Commodity traders are increasingly turning to stablecoins as traditional banking channels withdraw from key markets, amid heightened geopolitical tensions linked to the Iran conflict.

Western banks have grown more cautious in providing trade finance for certain commodity flows, citing rising compliance risks and sanctions exposure.

In an interview with CoinDesk, Luke Sully, CEO of trade finance-focused stablecoin issuer Haycen, said that since the war in Iran began, banks have been further retreating from certain commodity flows in the $2 trillion international trade finance market.

Issues around counterparty risk have emerged, amid fears that transactions that look legitimate may still be indirectly tied to sanctioned Iranian entities. To avoid that risk, some are stepping away altogether.

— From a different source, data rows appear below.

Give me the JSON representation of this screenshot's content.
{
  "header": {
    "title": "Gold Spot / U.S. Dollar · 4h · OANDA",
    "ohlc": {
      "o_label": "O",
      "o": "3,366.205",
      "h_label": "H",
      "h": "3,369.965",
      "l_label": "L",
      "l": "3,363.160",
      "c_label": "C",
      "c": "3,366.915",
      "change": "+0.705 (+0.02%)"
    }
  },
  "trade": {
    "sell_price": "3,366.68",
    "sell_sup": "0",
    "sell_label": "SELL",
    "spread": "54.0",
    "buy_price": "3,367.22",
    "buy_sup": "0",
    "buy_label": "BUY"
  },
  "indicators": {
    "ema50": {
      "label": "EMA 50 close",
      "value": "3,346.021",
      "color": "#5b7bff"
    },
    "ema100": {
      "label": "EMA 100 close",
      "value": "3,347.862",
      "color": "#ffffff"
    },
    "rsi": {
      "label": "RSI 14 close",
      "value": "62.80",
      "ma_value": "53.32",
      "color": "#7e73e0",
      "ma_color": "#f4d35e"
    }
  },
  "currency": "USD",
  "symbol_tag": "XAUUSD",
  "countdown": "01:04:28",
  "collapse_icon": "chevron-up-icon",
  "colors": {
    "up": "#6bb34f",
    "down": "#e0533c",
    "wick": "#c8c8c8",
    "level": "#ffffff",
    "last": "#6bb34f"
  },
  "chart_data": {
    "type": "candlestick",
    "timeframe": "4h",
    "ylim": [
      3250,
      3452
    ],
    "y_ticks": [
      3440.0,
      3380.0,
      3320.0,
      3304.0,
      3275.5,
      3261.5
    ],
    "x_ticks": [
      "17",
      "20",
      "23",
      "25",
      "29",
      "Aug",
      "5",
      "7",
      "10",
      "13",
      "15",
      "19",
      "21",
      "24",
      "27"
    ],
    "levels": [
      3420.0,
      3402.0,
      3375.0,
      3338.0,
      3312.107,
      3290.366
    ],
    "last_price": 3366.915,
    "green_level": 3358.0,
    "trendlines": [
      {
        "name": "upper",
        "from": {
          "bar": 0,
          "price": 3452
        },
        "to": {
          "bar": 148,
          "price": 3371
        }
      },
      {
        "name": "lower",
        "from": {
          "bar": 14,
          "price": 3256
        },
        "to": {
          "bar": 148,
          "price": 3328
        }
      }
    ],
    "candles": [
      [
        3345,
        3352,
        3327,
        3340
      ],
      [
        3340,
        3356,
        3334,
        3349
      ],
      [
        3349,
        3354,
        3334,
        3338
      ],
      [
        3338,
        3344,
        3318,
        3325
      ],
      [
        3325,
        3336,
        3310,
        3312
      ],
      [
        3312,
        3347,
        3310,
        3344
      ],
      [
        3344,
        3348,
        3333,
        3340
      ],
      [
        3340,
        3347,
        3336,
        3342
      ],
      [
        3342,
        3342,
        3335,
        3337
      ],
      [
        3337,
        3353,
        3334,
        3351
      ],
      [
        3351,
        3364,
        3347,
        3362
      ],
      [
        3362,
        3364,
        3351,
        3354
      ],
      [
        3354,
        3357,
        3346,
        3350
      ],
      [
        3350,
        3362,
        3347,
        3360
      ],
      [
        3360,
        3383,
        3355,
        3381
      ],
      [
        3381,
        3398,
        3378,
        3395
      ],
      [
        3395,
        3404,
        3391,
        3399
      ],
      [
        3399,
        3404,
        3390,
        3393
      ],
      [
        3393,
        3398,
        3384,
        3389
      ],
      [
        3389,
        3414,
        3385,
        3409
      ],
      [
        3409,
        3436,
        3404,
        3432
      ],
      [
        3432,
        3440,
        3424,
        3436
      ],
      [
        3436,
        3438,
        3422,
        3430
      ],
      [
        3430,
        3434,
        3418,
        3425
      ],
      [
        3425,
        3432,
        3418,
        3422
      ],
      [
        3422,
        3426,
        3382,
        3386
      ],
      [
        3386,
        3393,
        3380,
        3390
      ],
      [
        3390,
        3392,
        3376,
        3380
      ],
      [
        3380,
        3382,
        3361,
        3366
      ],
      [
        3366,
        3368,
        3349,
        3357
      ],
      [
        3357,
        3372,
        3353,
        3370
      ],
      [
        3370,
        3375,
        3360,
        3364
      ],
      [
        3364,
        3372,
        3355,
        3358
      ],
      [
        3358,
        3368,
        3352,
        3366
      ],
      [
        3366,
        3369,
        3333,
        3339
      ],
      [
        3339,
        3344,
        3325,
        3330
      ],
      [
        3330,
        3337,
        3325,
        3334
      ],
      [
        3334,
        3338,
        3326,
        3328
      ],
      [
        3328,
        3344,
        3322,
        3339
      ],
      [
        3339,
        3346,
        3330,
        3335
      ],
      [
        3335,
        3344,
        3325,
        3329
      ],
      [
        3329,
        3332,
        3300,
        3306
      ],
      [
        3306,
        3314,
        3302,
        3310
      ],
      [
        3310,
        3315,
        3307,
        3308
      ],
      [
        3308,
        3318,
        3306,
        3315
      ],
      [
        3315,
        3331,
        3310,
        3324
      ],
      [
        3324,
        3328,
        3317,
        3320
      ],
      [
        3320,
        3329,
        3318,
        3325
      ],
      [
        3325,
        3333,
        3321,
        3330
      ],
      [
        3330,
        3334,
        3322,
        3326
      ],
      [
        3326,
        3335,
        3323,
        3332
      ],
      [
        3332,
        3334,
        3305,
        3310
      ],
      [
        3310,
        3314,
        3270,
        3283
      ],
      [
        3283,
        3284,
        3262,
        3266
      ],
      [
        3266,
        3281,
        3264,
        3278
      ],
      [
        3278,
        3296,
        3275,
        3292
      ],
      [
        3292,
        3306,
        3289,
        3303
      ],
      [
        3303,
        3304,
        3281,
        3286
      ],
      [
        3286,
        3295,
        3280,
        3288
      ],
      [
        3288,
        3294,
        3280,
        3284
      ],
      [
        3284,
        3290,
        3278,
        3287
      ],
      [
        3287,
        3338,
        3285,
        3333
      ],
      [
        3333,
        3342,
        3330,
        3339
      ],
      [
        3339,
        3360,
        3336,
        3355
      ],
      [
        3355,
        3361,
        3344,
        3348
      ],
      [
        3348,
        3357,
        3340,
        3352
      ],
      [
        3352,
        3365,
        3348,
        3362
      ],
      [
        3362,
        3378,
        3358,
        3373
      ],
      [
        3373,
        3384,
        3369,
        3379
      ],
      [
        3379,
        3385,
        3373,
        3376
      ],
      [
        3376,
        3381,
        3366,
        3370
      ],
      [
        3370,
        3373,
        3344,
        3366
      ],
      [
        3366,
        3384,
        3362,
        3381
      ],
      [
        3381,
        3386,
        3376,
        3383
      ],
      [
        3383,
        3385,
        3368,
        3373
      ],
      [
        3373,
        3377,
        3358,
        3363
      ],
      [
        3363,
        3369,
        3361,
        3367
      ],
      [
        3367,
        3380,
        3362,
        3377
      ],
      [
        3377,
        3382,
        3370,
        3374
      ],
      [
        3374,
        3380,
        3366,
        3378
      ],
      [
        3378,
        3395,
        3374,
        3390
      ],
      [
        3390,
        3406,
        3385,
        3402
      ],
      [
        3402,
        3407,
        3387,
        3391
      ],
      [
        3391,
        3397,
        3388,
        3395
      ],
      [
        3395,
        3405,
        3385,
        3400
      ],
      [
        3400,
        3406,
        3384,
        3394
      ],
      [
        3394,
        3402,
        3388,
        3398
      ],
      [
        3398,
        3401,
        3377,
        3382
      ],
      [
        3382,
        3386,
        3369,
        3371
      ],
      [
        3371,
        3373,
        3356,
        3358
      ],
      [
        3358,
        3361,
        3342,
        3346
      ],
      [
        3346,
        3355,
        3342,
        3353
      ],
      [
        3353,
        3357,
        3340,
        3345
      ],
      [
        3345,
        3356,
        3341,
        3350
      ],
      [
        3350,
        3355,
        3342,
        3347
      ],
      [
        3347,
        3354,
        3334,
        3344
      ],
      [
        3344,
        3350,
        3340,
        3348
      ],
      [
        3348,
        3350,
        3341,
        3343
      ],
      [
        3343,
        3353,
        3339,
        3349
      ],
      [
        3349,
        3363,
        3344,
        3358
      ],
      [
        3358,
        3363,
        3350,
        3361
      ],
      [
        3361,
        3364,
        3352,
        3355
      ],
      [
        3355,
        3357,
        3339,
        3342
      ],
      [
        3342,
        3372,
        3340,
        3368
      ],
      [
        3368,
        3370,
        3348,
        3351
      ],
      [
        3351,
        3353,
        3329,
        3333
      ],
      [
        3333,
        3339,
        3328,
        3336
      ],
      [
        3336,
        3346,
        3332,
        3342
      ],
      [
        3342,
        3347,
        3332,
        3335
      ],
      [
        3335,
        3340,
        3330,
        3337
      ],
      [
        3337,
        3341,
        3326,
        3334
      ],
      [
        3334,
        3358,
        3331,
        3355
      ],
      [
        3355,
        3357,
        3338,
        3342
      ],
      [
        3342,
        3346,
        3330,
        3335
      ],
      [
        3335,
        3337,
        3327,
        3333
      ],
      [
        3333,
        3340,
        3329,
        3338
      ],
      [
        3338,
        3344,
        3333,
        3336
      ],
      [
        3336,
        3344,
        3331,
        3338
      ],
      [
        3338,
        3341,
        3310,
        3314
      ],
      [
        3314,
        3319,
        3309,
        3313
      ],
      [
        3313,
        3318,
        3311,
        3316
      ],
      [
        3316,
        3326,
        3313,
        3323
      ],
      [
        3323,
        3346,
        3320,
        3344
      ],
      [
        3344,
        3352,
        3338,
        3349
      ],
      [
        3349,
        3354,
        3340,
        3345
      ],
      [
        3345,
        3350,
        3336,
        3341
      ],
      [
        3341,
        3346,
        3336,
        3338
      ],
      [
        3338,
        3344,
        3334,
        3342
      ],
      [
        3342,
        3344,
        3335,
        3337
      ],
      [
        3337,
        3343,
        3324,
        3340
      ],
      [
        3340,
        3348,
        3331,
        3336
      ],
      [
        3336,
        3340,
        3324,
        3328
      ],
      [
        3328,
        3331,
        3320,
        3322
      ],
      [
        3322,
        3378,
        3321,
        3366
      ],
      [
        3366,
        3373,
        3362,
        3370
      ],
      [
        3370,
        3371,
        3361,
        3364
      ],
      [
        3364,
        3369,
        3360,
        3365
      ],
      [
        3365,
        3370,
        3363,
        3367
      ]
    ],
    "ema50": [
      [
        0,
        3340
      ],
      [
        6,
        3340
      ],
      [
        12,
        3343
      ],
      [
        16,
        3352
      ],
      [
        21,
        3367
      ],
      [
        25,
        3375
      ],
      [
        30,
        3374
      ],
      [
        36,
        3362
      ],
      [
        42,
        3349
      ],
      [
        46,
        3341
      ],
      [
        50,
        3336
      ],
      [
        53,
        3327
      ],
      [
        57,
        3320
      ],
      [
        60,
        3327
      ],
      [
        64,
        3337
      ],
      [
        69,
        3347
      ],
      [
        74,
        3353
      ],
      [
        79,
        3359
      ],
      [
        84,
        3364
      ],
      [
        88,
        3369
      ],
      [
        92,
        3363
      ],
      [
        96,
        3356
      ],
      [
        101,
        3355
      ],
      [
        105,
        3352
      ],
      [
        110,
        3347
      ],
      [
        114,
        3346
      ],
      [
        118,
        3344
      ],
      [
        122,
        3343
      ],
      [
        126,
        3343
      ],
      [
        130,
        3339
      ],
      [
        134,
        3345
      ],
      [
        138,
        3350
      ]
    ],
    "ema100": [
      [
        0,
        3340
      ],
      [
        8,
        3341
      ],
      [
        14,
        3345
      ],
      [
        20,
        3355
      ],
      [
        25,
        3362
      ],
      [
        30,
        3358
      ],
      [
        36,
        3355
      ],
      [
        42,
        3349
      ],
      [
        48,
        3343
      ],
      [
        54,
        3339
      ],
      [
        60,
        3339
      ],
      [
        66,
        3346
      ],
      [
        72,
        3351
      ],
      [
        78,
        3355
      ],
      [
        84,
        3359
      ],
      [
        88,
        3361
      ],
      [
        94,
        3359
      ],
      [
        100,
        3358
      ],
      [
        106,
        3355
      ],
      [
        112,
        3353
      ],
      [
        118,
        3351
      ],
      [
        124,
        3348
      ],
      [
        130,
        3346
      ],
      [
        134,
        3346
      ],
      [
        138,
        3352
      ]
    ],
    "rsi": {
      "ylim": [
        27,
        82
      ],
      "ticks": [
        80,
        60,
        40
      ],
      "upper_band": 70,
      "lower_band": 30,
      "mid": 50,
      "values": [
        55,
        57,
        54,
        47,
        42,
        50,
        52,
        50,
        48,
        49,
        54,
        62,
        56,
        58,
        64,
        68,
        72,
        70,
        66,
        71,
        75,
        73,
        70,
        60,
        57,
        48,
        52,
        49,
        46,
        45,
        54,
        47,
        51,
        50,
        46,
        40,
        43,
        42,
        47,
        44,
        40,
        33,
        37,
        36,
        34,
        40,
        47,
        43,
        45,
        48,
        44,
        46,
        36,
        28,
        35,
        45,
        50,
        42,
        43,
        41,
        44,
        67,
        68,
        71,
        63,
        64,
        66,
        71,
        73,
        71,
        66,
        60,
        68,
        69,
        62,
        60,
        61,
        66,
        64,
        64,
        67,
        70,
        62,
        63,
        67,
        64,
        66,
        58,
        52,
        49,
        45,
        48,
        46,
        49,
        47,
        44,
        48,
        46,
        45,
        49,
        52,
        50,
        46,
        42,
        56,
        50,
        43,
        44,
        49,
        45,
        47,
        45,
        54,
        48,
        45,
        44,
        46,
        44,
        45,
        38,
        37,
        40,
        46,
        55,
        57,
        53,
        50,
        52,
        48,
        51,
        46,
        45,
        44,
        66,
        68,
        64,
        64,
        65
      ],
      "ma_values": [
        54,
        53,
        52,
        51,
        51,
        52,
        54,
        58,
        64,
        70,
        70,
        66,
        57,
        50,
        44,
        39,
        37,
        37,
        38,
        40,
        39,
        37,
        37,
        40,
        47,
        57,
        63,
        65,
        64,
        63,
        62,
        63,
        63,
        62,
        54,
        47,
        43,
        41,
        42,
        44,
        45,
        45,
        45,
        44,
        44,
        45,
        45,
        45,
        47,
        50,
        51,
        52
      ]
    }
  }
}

This has triggered a wave of so-called “debanking”,  leaving some traders unable to access essential banking services.

The debanking trend is particularly affecting firms involved in cross-border transactions tied to regions impacted by the conflict. As financial institutions reassess their risk appetite, traders are being pushed to seek alternative settlement mechanisms to maintain liquidity and continue operations.

As a result, stablecoins — digital assets typically pegged to fiat currencies — are emerging as a practical workaround.

The ability of stablecoins to facilitate near-instant, cross-border transactions without reliance on traditional banking infrastructure is proving attractive in an environment where access to correspondent banking is tightening — offering a comforting level of operational continuity during periods of financial disruption.

While stablecoins have historically been associated with crypto markets, their use in commodity trading could be seen as a sign of a broader transformation in global trade finance, where geopolitical instability is accelerating the adoption of digital financial tools.